Kentucker, you’re gonna be moderating interviews with emerging filmmakers at Nitehawk Shorts Fest next month. Are you open to giving a small preview of those conversations?

Kentucker: I do this series every couple months. I just like to get to know the filmmakers. It’s very rudimentary questions about how they started and where a project starts: “Does it start with an image? Does it start with a story?” It builds out from there. I like to have more of a low-key conversation than a typical Q&A where there’s a little bit more back and forth. It’s more casual and less academic, especially with young filmmakers. I’m not young, but I do feel like I’m emerging, too, in the sense that you make a movie every couple years. You never really feel like you get good at it because you don’t get the chance to do it very often. So there’s always this discovery that’s happening every time you make a project. In some ways, you have to rebuild the same discoveries on the next project and slightly build on top of that. I just think it’s always fascinating how people come to make movies, and what compels them to start and finish these projects.

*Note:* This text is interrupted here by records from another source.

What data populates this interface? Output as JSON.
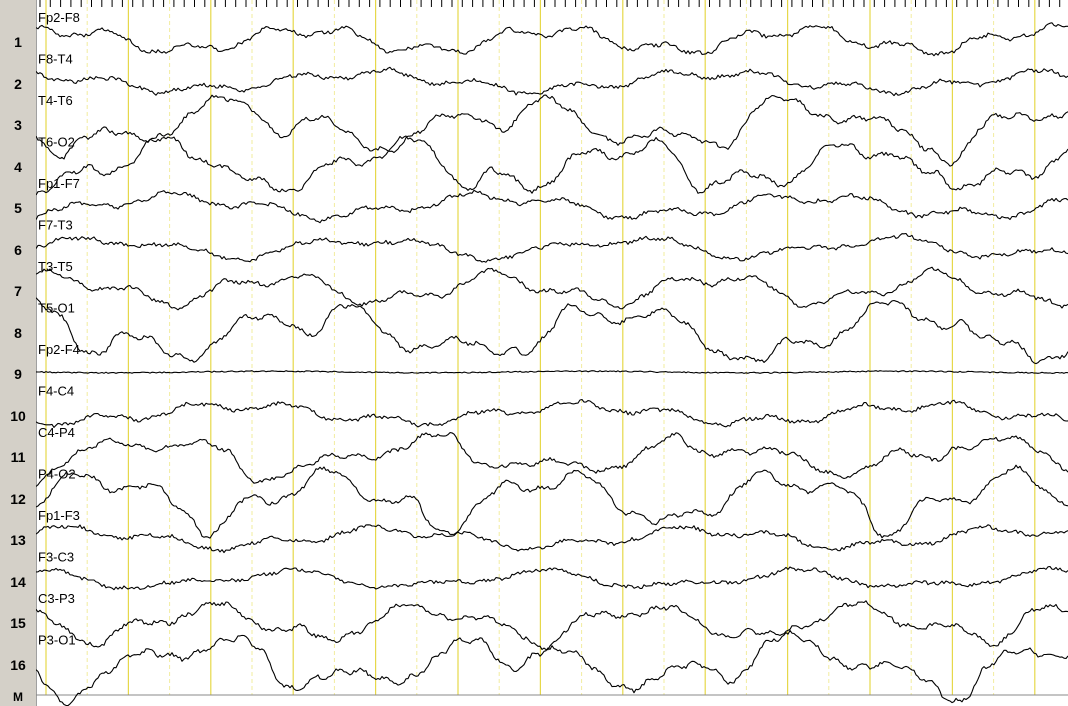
{
  "channels": [
    {
      "num": "1",
      "label": "Fp2-F8",
      "amp": 10,
      "kind": "mid"
    },
    {
      "num": "2",
      "label": "F8-T4",
      "amp": 8,
      "kind": "mid"
    },
    {
      "num": "3",
      "label": "T4-T6",
      "amp": 18,
      "kind": "big"
    },
    {
      "num": "4",
      "label": "T6-O2",
      "amp": 18,
      "kind": "big"
    },
    {
      "num": "5",
      "label": "Fp1-F7",
      "amp": 9,
      "kind": "mid"
    },
    {
      "num": "6",
      "label": "F7-T3",
      "amp": 8,
      "kind": "mid"
    },
    {
      "num": "7",
      "label": "T3-T5",
      "amp": 12,
      "kind": "mid"
    },
    {
      "num": "8",
      "label": "T5-O1",
      "amp": 20,
      "kind": "big"
    },
    {
      "num": "9",
      "label": "Fp2-F4",
      "amp": 1,
      "kind": "flat"
    },
    {
      "num": "10",
      "label": "F4-C4",
      "amp": 8,
      "kind": "mid"
    },
    {
      "num": "11",
      "label": "C4-P4",
      "amp": 14,
      "kind": "big"
    },
    {
      "num": "12",
      "label": "P4-O2",
      "amp": 18,
      "kind": "big"
    },
    {
      "num": "13",
      "label": "Fp1-F3",
      "amp": 8,
      "kind": "mid"
    },
    {
      "num": "14",
      "label": "F3-C3",
      "amp": 7,
      "kind": "mid"
    },
    {
      "num": "15",
      "label": "C3-P3",
      "amp": 12,
      "kind": "big"
    },
    {
      "num": "16",
      "label": "P3-O1",
      "amp": 18,
      "kind": "big"
    }
  ],
  "marker_label": "M",
  "colors": {
    "gutter": "#d4d0c8",
    "trace": "#000000",
    "second_line": "#e6d84a",
    "half_line": "#f2ec9e",
    "tick": "#000000"
  }
}
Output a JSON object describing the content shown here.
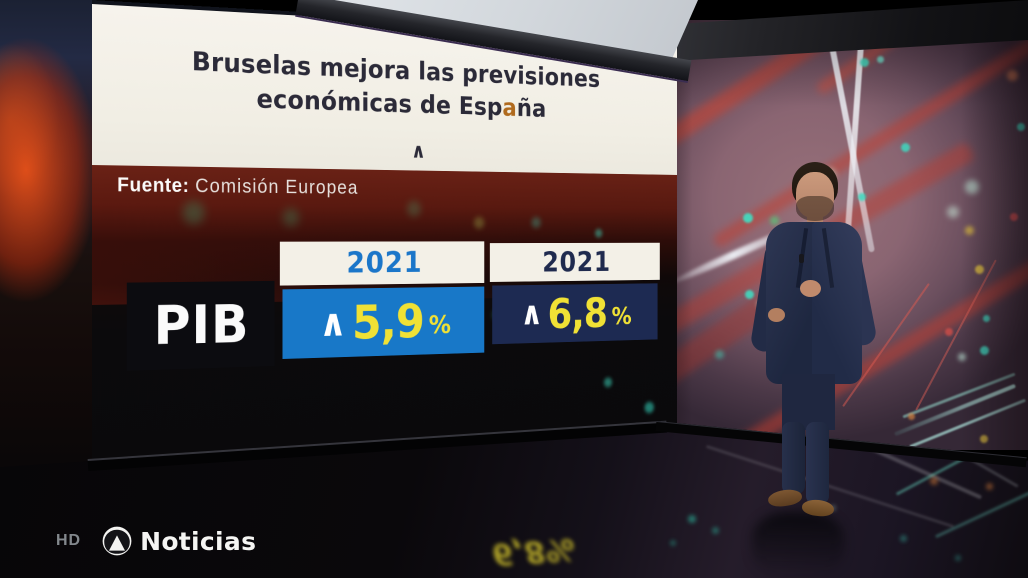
{
  "broadcast": {
    "watermark_hd": "HD",
    "channel_name": "Noticias"
  },
  "screen_graphic": {
    "headline_line1": "Bruselas mejora las previsiones",
    "headline_line2_pre": "económicas de Esp",
    "headline_line2_highlight": "a",
    "headline_line2_post": "ña",
    "headline_caret": "∧",
    "source_label": "Fuente:",
    "source_value": "Comisión Europea",
    "pib_table": {
      "row_label": "PIB",
      "columns": [
        {
          "year": "2021",
          "trend_icon": "∧",
          "value": "5,9",
          "unit": "%"
        },
        {
          "year": "2021",
          "trend_icon": "∧",
          "value": "6,8",
          "unit": "%"
        }
      ]
    }
  },
  "floor": {
    "reflection_text": "6,8%"
  },
  "colors": {
    "panel_cream": "#f2efe6",
    "headline_text": "#2b2a38",
    "highlight_orange": "#b06a1e",
    "source_bar_maroon": "#5e1d12",
    "pib_box_black": "#0c0c10",
    "col1_box_blue": "#1878c8",
    "col1_year_blue": "#1b76c9",
    "col2_box_navy": "#1d2a52",
    "col2_year_navy": "#1f2a4e",
    "value_yellow": "#f0e135",
    "wall_mauve": "#8a6572",
    "bokeh_teal": "#3fe0c4"
  }
}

Is your next film living in the same kind of universe as Sylvio and Strawberry Mansion?

Albert: It totally is, and it kind of feels like the end of the trilogy that we started with Sylvio. Like Kentucker said, branding and commercials are in it. It’s also about being true to yourself and living in this society that doesn’t want you to be true to yourself. We’re still in the writing stage and kind of mapping it out, but hopefully, we’re gonna finish the script in the next couple of months. It’s kind of taking everything we started with in the previous two and turning it up to 11, just getting bigger with more characters and set pieces. It will be a little bit darker. It’s gonna be a fun one.